The demand paging code for SysVR2 was written by Keith
A. Kelleman and Steven J. Buroff, and in contemporary conference talks they were saying
that they wanted to combine the best parts of demand-paged 32V and BSD. They may have some
additional memories that could help with getting a better understanding of the final
version of 32V.
Does anybody have contact details for these two gentlemen?
I’ve managed to contact Keith Kelleman and he had some interesting remarks. The paging
code in SVR2 was all new code, with a focus the 3B dual processor. It does not derive at
the code level from 32V and in fact he does not recall working with the 32V paging code.
This kills the hope that the SVR2 code had clues about the 32V code. Keith did suggest
that I tried to contact Tom Raleigh, who might have worked with the later 32V code base.
Anybody with suggestions for locating him?
===
Besides functionality, the people that remember paged 32V all recall it being very fast. I
wonder what made it fast.
First to consider is “faster than what?”. Maybe Rob P. has a specific memory, but I would
assume faster than 4BSD: if the comparison was with the "scatter loading, partial
swapping” version of 32V people would have expected the better performance and not
remember it as impressive 40 years later.

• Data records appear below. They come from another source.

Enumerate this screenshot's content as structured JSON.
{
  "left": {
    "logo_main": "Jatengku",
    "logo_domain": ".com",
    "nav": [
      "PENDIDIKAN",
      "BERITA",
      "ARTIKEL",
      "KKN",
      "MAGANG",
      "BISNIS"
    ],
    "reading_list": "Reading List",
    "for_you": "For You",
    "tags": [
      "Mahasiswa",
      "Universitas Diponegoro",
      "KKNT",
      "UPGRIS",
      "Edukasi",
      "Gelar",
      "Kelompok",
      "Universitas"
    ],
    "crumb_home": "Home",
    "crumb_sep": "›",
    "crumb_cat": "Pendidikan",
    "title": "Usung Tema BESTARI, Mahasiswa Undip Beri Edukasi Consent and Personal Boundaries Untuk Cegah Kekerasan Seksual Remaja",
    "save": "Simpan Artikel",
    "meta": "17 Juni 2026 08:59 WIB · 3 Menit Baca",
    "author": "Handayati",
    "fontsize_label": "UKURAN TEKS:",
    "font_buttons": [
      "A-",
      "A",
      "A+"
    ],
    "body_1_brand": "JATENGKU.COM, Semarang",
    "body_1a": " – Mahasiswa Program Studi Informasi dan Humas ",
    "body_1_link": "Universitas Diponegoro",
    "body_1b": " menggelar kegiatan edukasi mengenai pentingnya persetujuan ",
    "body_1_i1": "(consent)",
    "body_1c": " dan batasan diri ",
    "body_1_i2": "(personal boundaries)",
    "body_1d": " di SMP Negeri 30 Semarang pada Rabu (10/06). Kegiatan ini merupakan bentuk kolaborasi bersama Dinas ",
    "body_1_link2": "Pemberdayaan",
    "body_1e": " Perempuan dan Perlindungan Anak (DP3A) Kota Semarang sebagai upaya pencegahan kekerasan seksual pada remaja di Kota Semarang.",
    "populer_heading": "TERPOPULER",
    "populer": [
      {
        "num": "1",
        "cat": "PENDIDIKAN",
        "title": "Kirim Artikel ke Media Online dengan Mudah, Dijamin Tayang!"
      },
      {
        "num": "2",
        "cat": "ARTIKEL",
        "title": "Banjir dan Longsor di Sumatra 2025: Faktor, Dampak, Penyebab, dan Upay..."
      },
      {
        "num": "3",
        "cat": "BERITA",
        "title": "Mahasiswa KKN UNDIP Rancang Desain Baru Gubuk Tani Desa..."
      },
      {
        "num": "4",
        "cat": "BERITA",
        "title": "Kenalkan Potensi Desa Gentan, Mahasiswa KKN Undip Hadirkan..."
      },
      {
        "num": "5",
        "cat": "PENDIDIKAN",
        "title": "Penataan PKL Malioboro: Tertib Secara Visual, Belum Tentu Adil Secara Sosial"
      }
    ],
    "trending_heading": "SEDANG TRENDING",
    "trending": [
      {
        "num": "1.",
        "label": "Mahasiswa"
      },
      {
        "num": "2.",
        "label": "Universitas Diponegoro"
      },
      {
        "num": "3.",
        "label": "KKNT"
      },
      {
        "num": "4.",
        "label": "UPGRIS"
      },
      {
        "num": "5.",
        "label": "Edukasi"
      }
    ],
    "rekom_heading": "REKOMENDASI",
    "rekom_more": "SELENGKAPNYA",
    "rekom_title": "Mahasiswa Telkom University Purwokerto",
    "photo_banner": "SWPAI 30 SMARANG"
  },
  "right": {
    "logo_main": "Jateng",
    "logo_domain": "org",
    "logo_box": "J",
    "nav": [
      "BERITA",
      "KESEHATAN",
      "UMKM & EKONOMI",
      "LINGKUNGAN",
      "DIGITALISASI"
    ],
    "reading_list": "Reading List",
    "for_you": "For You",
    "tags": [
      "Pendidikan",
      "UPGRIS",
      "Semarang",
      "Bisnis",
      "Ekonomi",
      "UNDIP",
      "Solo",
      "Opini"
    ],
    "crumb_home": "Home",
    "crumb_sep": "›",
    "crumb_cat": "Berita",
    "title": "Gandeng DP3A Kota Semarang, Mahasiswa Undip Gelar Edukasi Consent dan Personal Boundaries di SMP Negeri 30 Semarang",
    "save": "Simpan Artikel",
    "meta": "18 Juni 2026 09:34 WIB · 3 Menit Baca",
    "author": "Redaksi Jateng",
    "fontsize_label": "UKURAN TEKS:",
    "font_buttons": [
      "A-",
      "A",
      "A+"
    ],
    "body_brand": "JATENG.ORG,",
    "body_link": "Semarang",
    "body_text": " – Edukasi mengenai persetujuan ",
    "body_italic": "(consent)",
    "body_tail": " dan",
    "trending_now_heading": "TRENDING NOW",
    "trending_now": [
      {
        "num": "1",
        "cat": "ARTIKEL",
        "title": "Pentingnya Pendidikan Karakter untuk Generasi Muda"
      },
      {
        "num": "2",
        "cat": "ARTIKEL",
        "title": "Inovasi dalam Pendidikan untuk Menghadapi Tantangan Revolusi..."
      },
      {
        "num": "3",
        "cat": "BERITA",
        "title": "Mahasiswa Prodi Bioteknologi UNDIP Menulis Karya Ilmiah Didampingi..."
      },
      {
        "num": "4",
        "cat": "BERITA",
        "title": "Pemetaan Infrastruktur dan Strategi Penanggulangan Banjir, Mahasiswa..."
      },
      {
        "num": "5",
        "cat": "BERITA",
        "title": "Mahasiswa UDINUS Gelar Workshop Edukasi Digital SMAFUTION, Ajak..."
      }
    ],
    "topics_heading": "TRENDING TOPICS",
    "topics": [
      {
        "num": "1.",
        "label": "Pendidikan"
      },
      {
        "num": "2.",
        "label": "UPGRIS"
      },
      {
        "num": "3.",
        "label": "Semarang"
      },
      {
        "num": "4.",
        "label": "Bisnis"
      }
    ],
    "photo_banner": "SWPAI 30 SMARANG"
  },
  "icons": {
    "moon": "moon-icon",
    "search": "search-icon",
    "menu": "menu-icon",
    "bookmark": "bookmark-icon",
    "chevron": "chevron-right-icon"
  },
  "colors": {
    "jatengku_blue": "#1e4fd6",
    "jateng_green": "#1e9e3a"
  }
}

Possibly the comparison is with 8th Edition
which would have used the 4BSD paging code by then.
If the comparison is with 4BSD, then the CoW feature in paging 32V would have been mostly
matched by the vfork mechanism in 4BSD: it covers 80% of the use and it leaves the code
paths simpler. If the comparison is with 8th edition, this may be the difference that
people remember.
The next possibility is that paging 32V had a better page-out algorithm. Joy/Babaoglu
mention that the cost of the clock process is noticable. Maybe paged 32V used a VMS-like
FIFO/second chance algorithm that did not need a separate kernel process/thread. Arguably
this is not enough for a convincing speed difference.
It is also possible that JFR found a more clever way to do LRU approximation. He remembers
that his code used ‘strict LRU’, but not the algorithm. On Tenex - his conceptual
reference - that was natural to do, because the MMU hardware maintains a table with 4
words of 36 bits for each frame with statistical data. With the VAX hardware it is a
challenge. Considering his mathematical prowess it is maybe plausible that JFR found an
efficient way. A slightly better page hit rate gives a significant speed improvement.
All speculation of course: only finding the source will truly tell.